How long does it take for a dynamic group membership to update?

It can take up to 24 hours, but typically it updates within a few hours. The evaluation occurs periodically based on the tenant's load. There is no way to force an immediate evaluation, so plan for latency in your processes.

Can a group contain other groups?

Yes, a group can contain other groups. This is called nesting. In Azure RBAC, only one level of group nesting is supported. In on-premises Active Directory, deeper nesting is possible, but it is generally not recommended due to complexity and performance issues.

What happens to a user's permissions when they are removed from a group?

The user loses any permissions that were granted through that group. The loss is not retroactive – the user loses access immediately after the group membership change takes effect (though there may be a short propagation delay).

Can I assign an Azure RBAC role to a Microsoft 365 group?

Technically yes, but it is not recommended. Microsoft 365 groups should be used for collaboration, and assigning RBAC roles to them can cause confusion and unexpected behavior. Always create a security group for Azure resource permissions.

How do I give a group owner the ability to manage membership?

In Microsoft Entra ID, you can assign one or more owners to a group. Owners can manage membership (add/remove users) but cannot delete the group or change its type. To assign an owner, go to the group's properties and select 'Owners'.

Summary

A group is a fundamental concept in Microsoft identity and governance that allows administrators to manage access to resources efficiently by collecting users, devices, and other objects into a single container. Instead of assigning permissions and policies to each individual, you assign them to the group, and every member automatically inherits those settings. This approach saves time, reduces errors, and makes it possible to manage access at scale in organizations with hundreds or thousands of users.

There are two primary types of groups in Microsoft Entra ID: security groups, which are used for resource permissions and policy application, and Microsoft 365 groups, which are used for collaboration and automatically provision shared workspaces. Groups can have static membership, where an administrator manually adds or removes members, or dynamic membership, where members are automatically added based on attribute rules written in a simple expression language. Dynamic groups are particularly useful for automating access management in large or rapidly changing organizations.

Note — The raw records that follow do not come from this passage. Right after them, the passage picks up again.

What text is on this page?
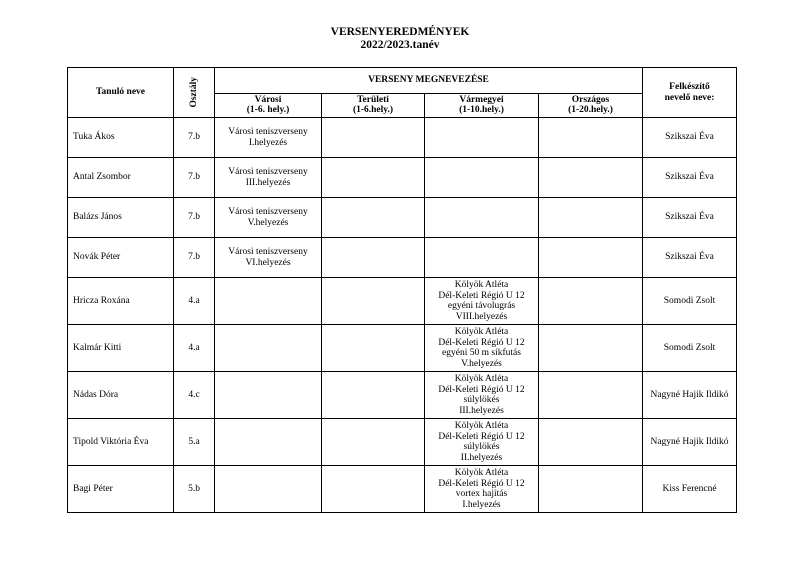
VERSENYEREDMÉNYEK
2022/2023.tanév
Tanuló neve	Osztály	VERSENY MEGNEVEZÉSE				Felkészítő
nevelő neve:

		Városi
(1-6. hely.)	Területi
(1-6.hely.)	Vármegyei
(1-10.hely.)	Országos
(1-20.hely.)	

Tuka Ákos	7.b	Városi teniszverseny
I.helyezés				Szikszai Éva
Antal Zsombor	7.b	Városi teniszverseny
III.helyezés				Szikszai Éva
Balázs János	7.b	Városi teniszverseny
V.helyezés				Szikszai Éva
Novák Péter	7.b	Városi teniszverseny
VI.helyezés				Szikszai Éva
Hricza Roxána	4.a			Kölyök Atléta
Dél-Keleti Régió U 12
egyéni távolugrás
VIII.helyezés		Somodi Zsolt
Kalmár Kitti	4.a			Kölyök Atléta
Dél-Keleti Régió U 12
egyéni 50 m síkfutás
V.helyezés		Somodi Zsolt
Nádas Dóra	4.c			Kölyök Atléta
Dél-Keleti Régió U 12
súlylökés
III.helyezés		Nagyné Hajik Ildikó
Tipold Viktória Éva	5.a			Kölyök Atléta
Dél-Keleti Régió U 12
súlylökés
II.helyezés		Nagyné Hajik Ildikó
Bagi Péter	5.b			Kölyök Atléta
Dél-Keleti Régió U 12
vortex hajítás
I.helyezés		Kiss Ferencné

In exams like AZ-104, AZ-900, and SC-900, groups appear in scenario-based questions, rule evaluation exercises, and troubleshooting tasks. You need to know when to use security groups versus Microsoft 365 groups, how to create and manage groups, how to write dynamic membership rules, and how to assign roles and licenses to groups. Common mistakes include using the wrong group type for the task, expecting immediate updates from dynamic groups, and misconfiguring dynamic group rules.

The key takeaway is that groups are your primary tool for scalable, maintainable, and secure identity management. Memorize the phrase 'Groups gather access' to remind yourself that permissions should be assigned to groups, not to individuals.